Ronnie Shanklin

No. 25
- Position: Wide receiver

Personal information
- Born: January 21, 1948 Hubbard, Texas, U.S.
- Died: April 17, 2003 (aged 55) DeSoto, Texas, U.S.
- Listed height: 6 ft 1 in (1.85 m)
- Listed weight: 183 lb (83 kg)

Career information
- High school: Carver (Amarillo, Texas)
- College: North Texas (1967-1969)
- NFL draft: 1970 (2nd round, 28th overall pick)

Career history
- Pittsburgh Steelers (1970–1974); Chicago Bears (1975–1976);

Awards and highlights
- Super Bowl champion (IX); Pro Bowl (1973);

Career NFL statistics
- Receptions: 168
- Receiving yards: 3,079
- Receiving touchdowns: 24
- Stats at Pro Football Reference

= Ronnie Shanklin =

American football player (1948–2003)

Ronnie Shanklin (January 21, 1948 – April 17, 2003) was an American professional football player who was a wide receiver for six seasons in the National Football League (NFL) with the Pittsburgh Steelers and the Chicago Bears.

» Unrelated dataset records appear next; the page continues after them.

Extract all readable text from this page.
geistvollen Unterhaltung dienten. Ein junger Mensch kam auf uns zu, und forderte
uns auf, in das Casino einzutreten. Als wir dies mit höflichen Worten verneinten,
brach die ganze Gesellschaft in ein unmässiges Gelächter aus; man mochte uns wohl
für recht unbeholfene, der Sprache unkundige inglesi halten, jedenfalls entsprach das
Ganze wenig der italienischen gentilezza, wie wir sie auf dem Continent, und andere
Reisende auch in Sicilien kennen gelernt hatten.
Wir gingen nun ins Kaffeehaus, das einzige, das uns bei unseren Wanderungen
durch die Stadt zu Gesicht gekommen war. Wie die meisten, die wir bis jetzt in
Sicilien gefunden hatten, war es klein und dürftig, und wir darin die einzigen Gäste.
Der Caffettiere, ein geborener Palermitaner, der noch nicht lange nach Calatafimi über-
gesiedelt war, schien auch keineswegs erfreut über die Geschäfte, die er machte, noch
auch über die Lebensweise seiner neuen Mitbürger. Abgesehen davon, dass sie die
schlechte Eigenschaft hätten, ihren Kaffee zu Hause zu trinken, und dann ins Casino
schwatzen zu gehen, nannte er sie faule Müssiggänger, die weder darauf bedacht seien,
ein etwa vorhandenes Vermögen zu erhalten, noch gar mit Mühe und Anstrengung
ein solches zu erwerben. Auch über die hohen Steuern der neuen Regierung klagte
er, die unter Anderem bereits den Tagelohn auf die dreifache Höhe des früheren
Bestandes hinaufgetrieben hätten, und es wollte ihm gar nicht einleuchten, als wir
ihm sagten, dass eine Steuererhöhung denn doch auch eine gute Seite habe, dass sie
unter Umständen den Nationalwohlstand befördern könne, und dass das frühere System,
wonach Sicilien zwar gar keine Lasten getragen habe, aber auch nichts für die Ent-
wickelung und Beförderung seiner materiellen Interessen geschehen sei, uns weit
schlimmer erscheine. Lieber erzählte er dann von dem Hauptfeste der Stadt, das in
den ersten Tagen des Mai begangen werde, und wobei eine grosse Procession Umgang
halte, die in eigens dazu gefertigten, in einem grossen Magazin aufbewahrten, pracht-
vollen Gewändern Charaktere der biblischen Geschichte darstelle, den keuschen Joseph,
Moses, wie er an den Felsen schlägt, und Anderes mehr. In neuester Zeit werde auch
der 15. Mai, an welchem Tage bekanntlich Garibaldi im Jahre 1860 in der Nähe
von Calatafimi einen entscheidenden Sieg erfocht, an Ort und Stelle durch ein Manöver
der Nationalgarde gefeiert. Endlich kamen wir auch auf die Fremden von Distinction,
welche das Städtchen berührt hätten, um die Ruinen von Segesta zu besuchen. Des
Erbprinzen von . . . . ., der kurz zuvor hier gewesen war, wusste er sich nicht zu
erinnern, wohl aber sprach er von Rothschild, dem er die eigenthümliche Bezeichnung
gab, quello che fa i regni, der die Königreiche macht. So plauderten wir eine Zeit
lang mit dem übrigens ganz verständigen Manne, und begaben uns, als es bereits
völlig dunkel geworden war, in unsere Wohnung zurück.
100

He also played college football for the North Texas Mean Green.

He was a member of the 1974 Steelers squad that defeated the Minnesota Vikings in Super Bowl IX. He was also a part of the 1972 Steelers team that defeated the Oakland Raiders in the Immaculate Reception playoff game (their first post-season appearance since 1947) and the 1973 Steelers that lost to the Raiders in the first round of the playoffs.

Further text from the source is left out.